Al-Tayyeb and al-Azhar under his leadership have faced withering fire from groups within Egypt as well. In a 2016 report, the Cairo Institute for Human Rights Studies blasted al-Tayyeb’s credibility as an authentic voice for religious pluralism, noting that he “claims there is no contradiction between upholding the principle of religious freedom and sanctioning the killing of citizens simply for changing their religious beliefs.”

Three years before al-Tayyeb’s back-to-back photo ops with the pope and Hamas terror leaders, the 2016 report concluded, “Al-Azhar adopts two contradictory discourses, a relatively open-minded discourse directed abroad, and another sanctioning violent extremism intended for domestic consumption.”

The voices of prominent clerics are important because they can reinforce or undermine perceptions and eliminate or encourage distrust. As Gulf states advance normalization with Israel, their promotion of clerics or religious figures with antisemitic, anti-Zionist, or pro-Islamist views are, to put it mildly, counterproductive.

This isn’t merely an issue for the Jewish State; Americans, too, are sensitive toward antisemitism and see the defense of groups like Hamas and the Muslim Brotherhood as poisonous. Promoting moderate, western-friendly clerics and Muslim religious leaders should be more than public relations. It makes strategic sense as well.
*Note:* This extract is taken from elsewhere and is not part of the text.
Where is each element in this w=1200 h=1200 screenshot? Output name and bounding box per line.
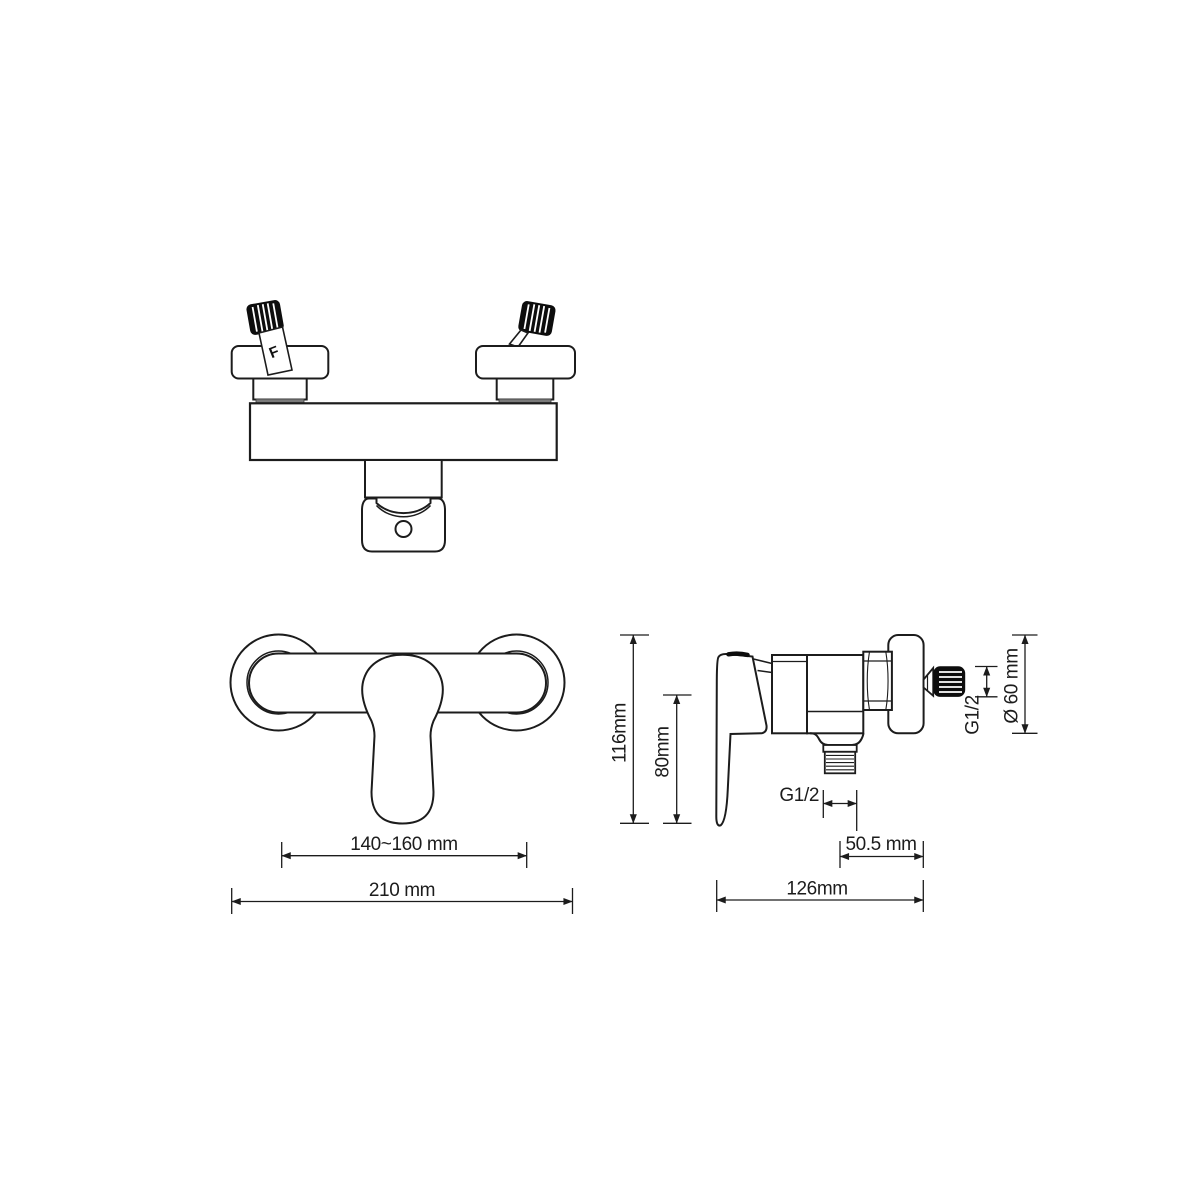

Religious Tolerance Is Necessary to Move Forward

The Emirates should be applauded for its efforts in fostering the values of comity, affection, and co-existence between religious faiths, especially in a region where such tolerance has been rare. The recently announced Abrahamic House of Fraternity on Saadiyat Island near Abu Dhabi is a remarkable first-ever construction of a large church, mosque, and synagogue in one complex.

“The UAE has people from the Jewish faith, the Christian faith and, of course, the Muslim faith,” Mohamed Khalifa Al Mubarak, chairman of the UAE’s Department of Culture and Tourism, told the media. “We are creating a place where they can practice their religion freely and learn from each other.” These efforts are authentic and, for the West’s Jews and Christians, both welcome and heart-warming.

But the Emirate’s leaders—and indeed, Saudi Arabia’s and Egypt’s—should not mistake high-profile interfaith happenings for the substantial progress toward peace that can result only from shared strategic interests as nation-states. In the real world, far away from the “peace processors” in luxury seaside resorts or European capitals, economic, military, technological interests are the glue binding relationships between countries. As political entities, nations are far more powerful peace partners.

It’s critical that the Arab world’s interfaith efforts are more than PR directed abroad. The trends toward and authentic peace and normalization in the Middle East today are between nations, rather than amorphous concepts like “civilizations,” which lead to little tangible, political results. As such, they can survive the occasional mistake, oversight, or misstep. And they will survive the poor choice of spokesmen such as al-Tayyeb for the interfaith cause.